For a moment we can leave to one side whether these “citizens’ advocates” have the least idea what, in fact, the citizen of a republic might actually look like. Assuming any of them has even the faintest idea, their protest is still without ground. The congestion on our roadways and the inefficient location of housing for working families are themselves a direct consequence of private intervention in republican institutions. Let me explain.

Congestion in the United States in general and in the Bay Area in particular is a direct consequence of three related factors: (1) the tax-payer funded, federally subsidized interstate system; (2) private automobile and oil lobbying in Sacramento and Washington; and (3) tax-payer subsidies for oil in the United States. All three together have led to  incalculable dead-weight loss, resource misallocation, and hence inefficiency throughout the transportation system. Yet, when Tea Party members show up at the Metropolitan Transportation Commission meetings — which they consider illegitimate because composed of unelected members — it is not these tax-payer subsidies and this rent-seeking lobbying to which they are objecting. No. The object of their ire is public attempts to counteract these market distortions. In effect the Tea Party, however unwittingly, has been made an advocate of the second-biggest government intervention in U.S. history. (The biggest, of course, is the so-called “defense” industry.)

When the Federal Government pours millions in tax-payer dollars into regional and interstate highways, it is responding to pressure from lobbyists in the oil and private transportation industries; in effect, these lobbyists are demanding that tax-payers pay for the “rails” along which their vehicles travel. We can think of it this way: what if the government not only made the Internet free and available for all, but then specified that it was free and available only for patrons who used Microsoft Office, and not for those who used Linux. When the government pours tax-payer money into the Interstate system it is in effect saying: “We are all for supporting ease of transport, so long as you are using a private vehicle.”

But that is not all. Tax-payers also grant incalculable subsidies in the U.S. to private oil companies, subsidies that allow them to offer gasoline at prices far under market value. Absent this lobby-driven government intervention, U.S. drivers would be paying close to $10/gallon for their “freedom” to drive. Is there any doubt but that cheap and efficient — private or public — alternatives would quickly fill the gap? Yet, so powerful is the auto and oil lobby in Washington and Sacramento that so-called “representatives” are not about to deprive auto and oil of their incalculable subsidies. When Tea Party advocates show up at the Metropolitan Transportation Commission, they are, in effect, shills for massive government intervention.

So, what might consumers choose in the absence of such massive government intervention? What might congestion look like were consumers really offered a choice?

Neoliberals such as Paul Ryan and Rand Paul behave as though the market were neutral, as though the thousands of lobbyists the market fields every season in Washington or Sacramento were inconsequential.

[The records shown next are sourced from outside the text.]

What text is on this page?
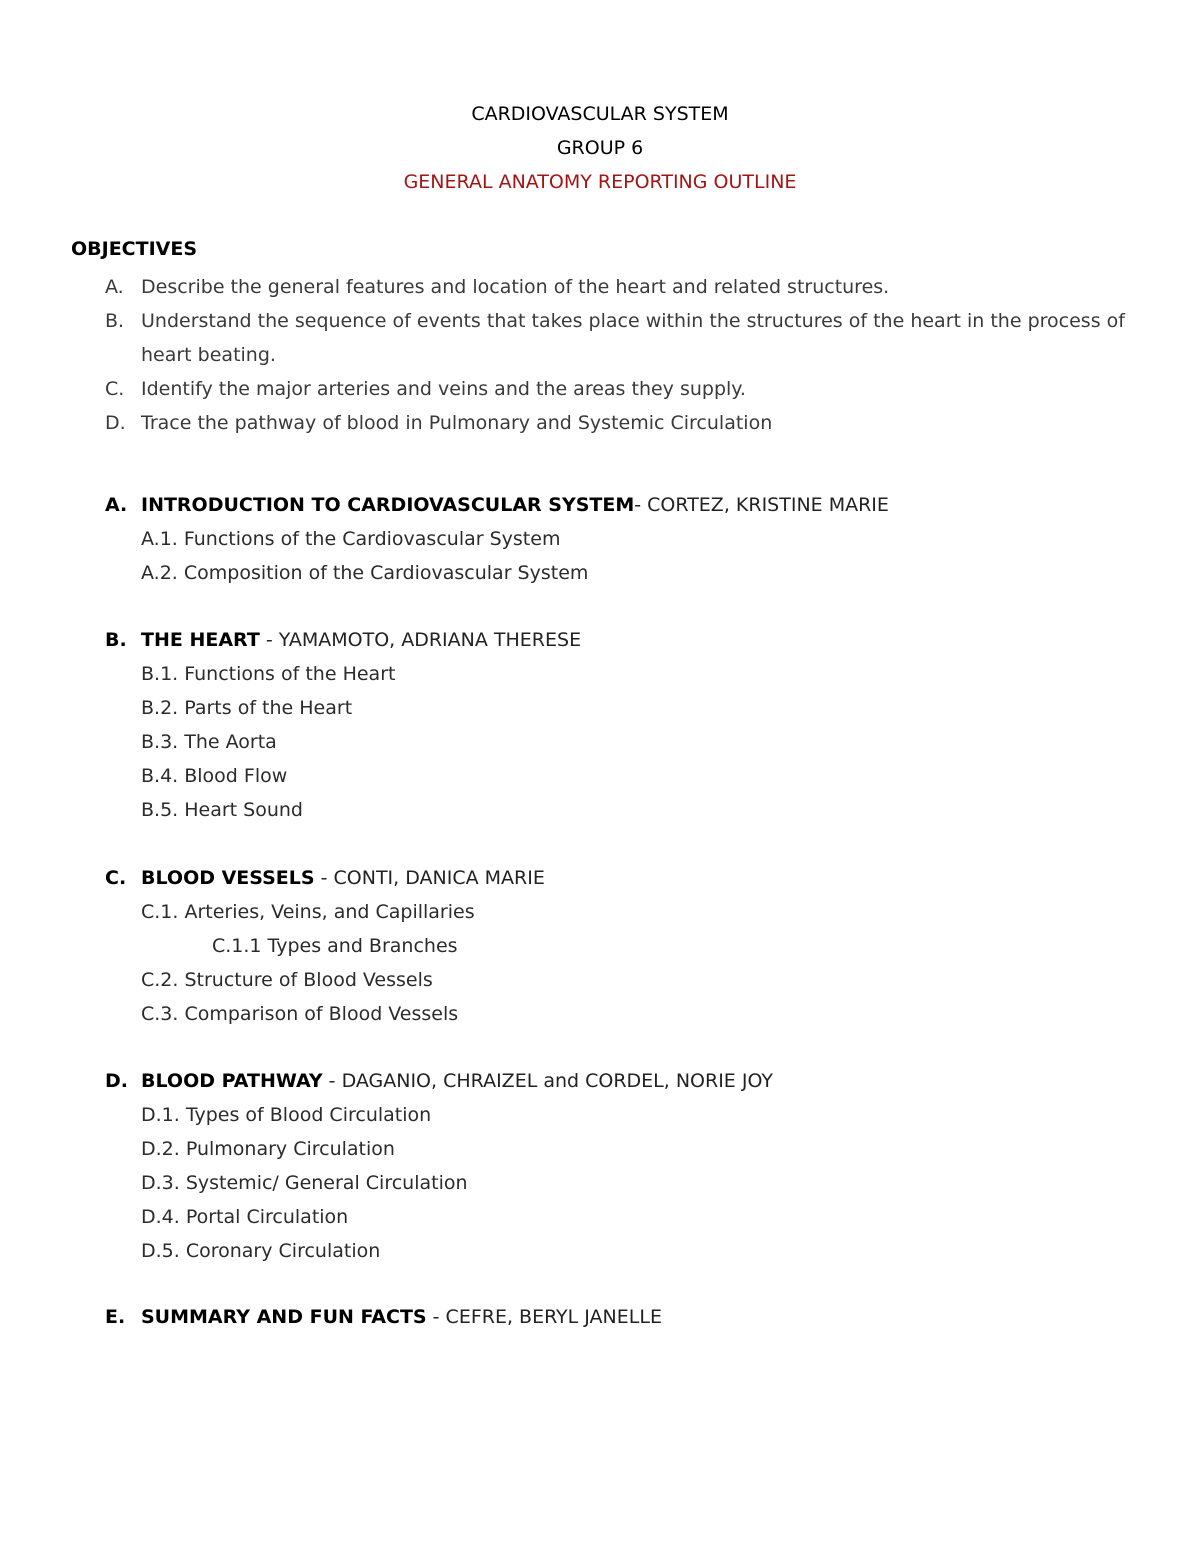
CARDIOVASCULAR SYSTEM
GROUP 6
GENERAL ANATOMY REPORTING OUTLINE
OBJECTIVES
A. Describe the general features and location of the heart and related structures.
B. Understand the sequence of events that takes place within the structures of the heart in the process of heart beating.
C. Identify the major arteries and veins and the areas they supply.
D. Trace the pathway of blood in Pulmonary and Systemic Circulation
A. INTRODUCTION TO CARDIOVASCULAR SYSTEM- CORTEZ, KRISTINE MARIE
A.1. Functions of the Cardiovascular System
A.2. Composition of the Cardiovascular System
B. THE HEART - YAMAMOTO, ADRIANA THERESE
B.1. Functions of the Heart
B.2. Parts of the Heart
B.3. The Aorta
B.4. Blood Flow
B.5. Heart Sound
C. BLOOD VESSELS - CONTI, DANICA MARIE
C.1. Arteries, Veins, and Capillaries
C.1.1 Types and Branches
C.2. Structure of Blood Vessels
C.3. Comparison of Blood Vessels
D. BLOOD PATHWAY - DAGANIO, CHRAIZEL and CORDEL, NORIE JOY
D.1. Types of Blood Circulation
D.2. Pulmonary Circulation
D.3. Systemic/ General Circulation
D.4. Portal Circulation
D.5. Coronary Circulation
E. SUMMARY AND FUN FACTS - CEFRE, BERYL JANELLE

In fact, these lobbyists and the billions of dollars they pour into elections is the value-added that consumers must bear in order to do business in the U.S. It explains the congestion each of us must bear traveling from San Francisco to San Jose, or from San Francisco to Sacramento to conduct our lobbying.

The outrage, of course, is that these shills for market distortion count themselves “republicans,” which, of course, is the very opposite of what they are. Res publica is the term all educated public actors have given to deliberation and decision-making conducted outside of the private market place. What these shills have done is turned the very meaning of these words on their head. They are conducting business not for the public, but strictly for private interest. Thus the dead-weight loss, the misallocation of resources, and the inefficiencies.